Peninsula Behavioral Health is bracing for Medicaid cuts

CEO: Program funds 85 percent of costs

PORT ANGELES — As Peninsula Behavioral Health stabilizes its staffing and grows its services, the organization is keeping a careful eye on proposed Medicaid cuts that could deal devastating blows.

State-level cuts to specific programs also are possible, if the budget under review by Gov. Bob Ferguson is signed into law.

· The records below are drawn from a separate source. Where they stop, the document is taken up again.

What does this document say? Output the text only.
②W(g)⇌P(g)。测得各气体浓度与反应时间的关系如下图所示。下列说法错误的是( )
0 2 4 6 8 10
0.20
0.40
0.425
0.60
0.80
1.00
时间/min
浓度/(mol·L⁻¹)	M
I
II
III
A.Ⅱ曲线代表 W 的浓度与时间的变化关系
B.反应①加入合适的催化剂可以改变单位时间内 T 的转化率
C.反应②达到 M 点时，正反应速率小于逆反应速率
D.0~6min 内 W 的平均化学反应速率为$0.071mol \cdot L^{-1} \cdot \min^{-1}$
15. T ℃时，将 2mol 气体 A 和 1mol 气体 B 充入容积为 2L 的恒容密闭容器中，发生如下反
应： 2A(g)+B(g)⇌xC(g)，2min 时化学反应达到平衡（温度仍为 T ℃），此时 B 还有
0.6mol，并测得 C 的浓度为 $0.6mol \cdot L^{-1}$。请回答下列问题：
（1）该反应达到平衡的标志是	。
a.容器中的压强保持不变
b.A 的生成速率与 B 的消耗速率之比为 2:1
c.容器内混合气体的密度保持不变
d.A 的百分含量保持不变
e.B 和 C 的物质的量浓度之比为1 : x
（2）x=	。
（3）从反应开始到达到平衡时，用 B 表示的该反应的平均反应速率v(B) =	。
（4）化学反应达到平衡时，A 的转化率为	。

Peninsula Behavioral Health (PBH) provides a broad scope of services to Clallam County, including crisis response and stabilization, homeless outreach services, jail transition support, permanent supportive housing and transitional housing, life skills training, employment support, psychiatric evaluation services, substance use disorder and more.

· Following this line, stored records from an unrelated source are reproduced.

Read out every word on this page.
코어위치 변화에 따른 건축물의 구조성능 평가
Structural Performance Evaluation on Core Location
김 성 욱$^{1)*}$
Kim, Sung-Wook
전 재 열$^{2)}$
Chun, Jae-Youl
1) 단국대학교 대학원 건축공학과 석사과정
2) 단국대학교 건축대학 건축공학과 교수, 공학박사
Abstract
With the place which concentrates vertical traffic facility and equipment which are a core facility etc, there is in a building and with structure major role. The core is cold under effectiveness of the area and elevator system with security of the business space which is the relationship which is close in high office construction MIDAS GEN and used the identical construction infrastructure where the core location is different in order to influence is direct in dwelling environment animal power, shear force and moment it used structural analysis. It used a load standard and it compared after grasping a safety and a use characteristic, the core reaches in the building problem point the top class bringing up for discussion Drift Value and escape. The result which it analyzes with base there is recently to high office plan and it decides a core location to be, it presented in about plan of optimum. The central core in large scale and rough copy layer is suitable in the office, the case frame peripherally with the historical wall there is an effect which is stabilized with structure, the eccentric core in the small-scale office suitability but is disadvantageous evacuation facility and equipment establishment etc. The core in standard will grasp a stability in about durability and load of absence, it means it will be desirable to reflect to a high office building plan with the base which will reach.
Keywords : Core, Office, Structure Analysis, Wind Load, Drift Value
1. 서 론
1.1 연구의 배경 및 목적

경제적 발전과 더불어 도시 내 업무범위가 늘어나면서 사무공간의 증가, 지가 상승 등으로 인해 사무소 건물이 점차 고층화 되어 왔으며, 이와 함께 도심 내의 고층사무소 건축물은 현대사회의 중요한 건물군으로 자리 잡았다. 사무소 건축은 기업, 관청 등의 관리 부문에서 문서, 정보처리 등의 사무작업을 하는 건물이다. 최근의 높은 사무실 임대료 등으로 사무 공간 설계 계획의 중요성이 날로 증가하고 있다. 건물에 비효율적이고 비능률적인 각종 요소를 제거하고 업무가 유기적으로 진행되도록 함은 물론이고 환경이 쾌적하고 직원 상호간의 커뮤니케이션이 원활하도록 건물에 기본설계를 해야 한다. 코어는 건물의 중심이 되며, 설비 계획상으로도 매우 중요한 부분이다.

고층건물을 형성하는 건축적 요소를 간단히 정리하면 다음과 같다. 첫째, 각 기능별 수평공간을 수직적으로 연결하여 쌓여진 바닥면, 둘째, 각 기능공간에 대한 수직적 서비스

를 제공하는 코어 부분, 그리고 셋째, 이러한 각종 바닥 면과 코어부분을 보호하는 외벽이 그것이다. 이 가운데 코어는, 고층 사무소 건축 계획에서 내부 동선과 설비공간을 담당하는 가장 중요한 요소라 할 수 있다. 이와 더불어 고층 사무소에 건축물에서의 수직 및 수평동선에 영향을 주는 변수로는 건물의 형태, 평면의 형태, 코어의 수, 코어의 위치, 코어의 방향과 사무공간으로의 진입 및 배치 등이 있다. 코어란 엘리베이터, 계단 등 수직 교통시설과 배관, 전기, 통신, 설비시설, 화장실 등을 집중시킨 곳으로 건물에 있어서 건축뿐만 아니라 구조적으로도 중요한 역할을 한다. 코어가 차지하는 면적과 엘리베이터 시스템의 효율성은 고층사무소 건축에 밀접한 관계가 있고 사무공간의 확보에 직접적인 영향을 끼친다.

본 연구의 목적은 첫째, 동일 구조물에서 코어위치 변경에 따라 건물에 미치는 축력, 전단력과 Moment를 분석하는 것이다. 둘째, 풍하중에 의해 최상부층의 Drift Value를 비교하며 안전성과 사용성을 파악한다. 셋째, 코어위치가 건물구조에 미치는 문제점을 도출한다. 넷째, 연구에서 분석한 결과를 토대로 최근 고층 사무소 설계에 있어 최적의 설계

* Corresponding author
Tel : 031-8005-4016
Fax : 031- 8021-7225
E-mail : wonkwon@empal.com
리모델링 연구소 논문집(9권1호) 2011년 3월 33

“We are really the safety net provider for behavioral health,” PBH CEO Wendy Sisk said, noting that about 85 percent of PBH’s funding comes from Medicaid and about one-third of county residents rely on the insurance.

With the U.S. House of Representatives proposing a budget that would include substantial cuts to Medicaid, Sisk is worried about how it might impact PBH’s services.

“Anything related to Medicaid might be eliminated,” Sisk told the Clallam County commissioners during their Monday work session. “I think there’s a lot of risk of services being unfunded or underfunded depending on how the federal government approaches cutting things.”

If large federal cuts were to occur, Sisk said she imagines every Medicaid provider would have to look at both its programmatic offerings and staffing levels.

“We don’t have a lot of excess revenue over expense,” Sisk said.

Currently, PBH is using the little wiggle room it has to absorb a 1 percent Medicaid cut that occurred at the state level.

In addition to worries about standard Medicaid, traditionally for low-income seniors and those with disabilities, Sisk said she is concerned about the impact that cuts could have on Medicaid expansion. Also known as Obamacare, this program offers Medicaid to low-income individuals solely based on their income levels. Many PBH patients are covered under Medicaid expansion.

In 2023, the federal government paid almost 70 percent of standard Medicaid costs across the 50 states — averaging out to about $1 billion for Washington state per year, Sisk said. With Medicaid expansion, however, Sisk said the federal government pays about 90 percent of the state’s costs.

If that funding is eliminated or cut, Sisk said she’s not sure the state would be able to backfill those costs.

“It’s certainly something that we’re monitoring,” she said.

Currently, PBH doesn’t turn anyone away based on their ability to pay, both because it is an approved National Health Service Corps Loan Repayment site and is a Certified Community Behavioral Health Clinic.

However, Sisk noted the ability to continue providing service regardless of ability to pay is a “finite resource.”

“Our mission is to provide care to those in our community who need it,” Sisk said. “[But] we still have to be financially sustainable.”

And, although Medicaid cuts would have a devastating impact on most of PBH’s offerings, the two programs PBH is expanding seem to largely remain safe.

The first, an expansion of competency evaluations and care for individuals with mental illnesses held in jail, involves court-ordered state funding that was achieved through the Trueblood class action lawsuit.

The other expanding program is crisis intervention services provided by an advanced mobile crisis outreach team. Because a portion of the funding for that program does come from Medicaid, it could see some impact.

While about 85 percent of PBH’s funding comes from Medicaid, Sisk said most of the other 15 percent is funded by state dollars with very little coming through private insurance.

Although most of the state funding is secure, PBH’s recovery navigator program (Recovery, Engagement, Advocacy and Linkage, or R.E.A.L.) will experience a 20 percent cut if Ferguson signs the current proposed budget. However, Sisk said that program tends to be regionally under spent, so the cuts likely won’t have a large impact.

The two R.E.A.L. teams in Clallam County, run by PBH and Reflections Counseling, are outreach services that focus on people who are unhoused with untreated substance use problems. The goal, Sisk said, is to link those individuals to community resources, treatment and housing services, medical care and more, so those individuals can move toward their version of a successful life.

Once example of an outreach event the R.E.A.L. teams engage in is a weekly laundry day, during which the team helps provide laundry services to homeless individuals while talking with them about ways to provide support.

In addition to those funding cuts, Sisk said she is watching PBH’s federal grant dollars, given the recent instability in those funding sources.

“The days of plenty are gone,” she said. “I think that, in healthcare, we saw some really strategic investments during the public health emergency. We certainly have not anticipated those investments continuing forward.”

PBH, the largest behavioral healthcare organization in Clallam County, has more than 140 employees. Between all its programs, Sisk said it likely sees about 1 in 20 eastern Clallam County residents every year.

“We’ll continue to share with the community if things start to shift,” Sisk said. “Our goal, at the end of the day, is to try to reduce or eliminate any sort of risk of service disruption.”